To be extraordinary, a company must seek to fill its ranks with the very best, providing its professionals with the knowledge of success and empowering them to take control over their careers. It must create a culture of success, establishing a strong value system based on empowerment, proactive behavior, and integrity. By rethinking its core approaches to attracting, selecting, developing, assessing, and rewarding its employees, an enterprise can emerge as an extraordinary organization benefiting from the success of its individuals.

So, what makes a person successful? Citrin and Smith uncovered five patterns that they found most influenced the success of the clients they worked with. According to their findings, successful individuals:

Understand their value in the marketplace by translating knowledge and experience into action, building their personal value over each phase of their career.

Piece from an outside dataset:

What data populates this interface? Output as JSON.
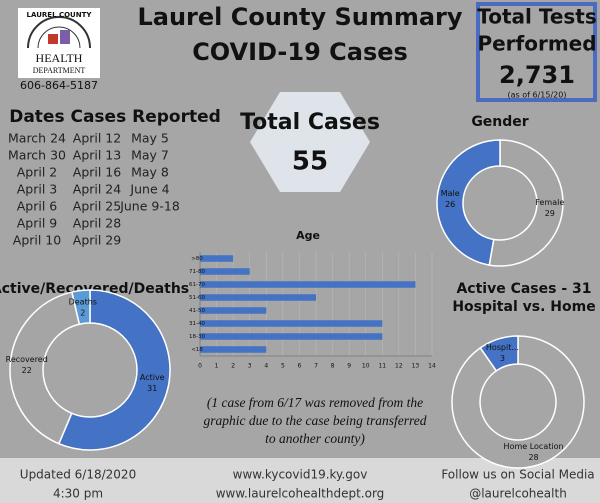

Practice benevolent leadership by not clawing their way to the top but by being carried there.

Solve the permission paradox, the dilemma of not being able to get a job without experience and not getting the experience without the job

Differentiate using the 20/80 principle of performance by storming past their defined jobs to create breakthrough ideas and deliver unexpected impact

Find the right fit making decisions with the long-term in mind and willfully migrating towards positions that fit their natural strengths and passions and where they can work with people they like and respect.

Are your employees extraordinary? If not, why not? It could be that you have made bad hiring decisions. But before you decide that replacing them is the way to go, take a look at your organization. According to the book, the extraordinary organization is not merely a collection of successful individuals, but a creator of one. The bottom line? Make your employees successful and your company will be too.

According to the book, to make your organization a creator of successful individuals, you should focus on three critical facts of organizational life:

1. Individual career success benefits the entire organization.

2. The strongest performers contribute a disproportionate amount of the value to a company.

3. Performance and productivity are maximized when resources are aligned with the most critical organizational needs.

Are the activities of your organization aligned with these core realities? If not, the book examines these assumptions at a more tactical level revealing actionable insights you can use to help your employees and your company achieve success:

If individual career success benefits the entire organization, then you should create a culture of success, providing each employee with the tools, information and environment to foster his or her own advancement. This implies giving your employees the career knowledge that will improve their chances of success and creating an environment where they are emboldened to take action.

If the strongest performers contribute a disproportionate amount of the value to an organization, then you must implement the most accurate and effective system of assessing performance, and recognize and reward the highest performers in such a way that they will stay and are motivated to perform up to their highest potential.

If performance and productivity are maximized when resources are aligned with the most critical organizational needs, then organizations must continually evaluate existing resources against current and future competitive challenges and aggressively seek to fill any gaps. This requires a thorough understanding of the employee skills and capabilities and management competencies required for competitive success.

The book goes on to examine and illustrate each of these requirements in greater detail, providing concrete advice along with illustrations of companies who have successfully implemented each of these steps.

The existence of extraordinary professionals within your company should not be left to chance, but should be actively developed from existing employees. If you're interested in finding, hiring and keeping extraordinary talent and becoming an extraordinary organization, you might want to take a look at "The 5 Patterns of Extraordinary Careers". Who knows, the career you improve could even be your own.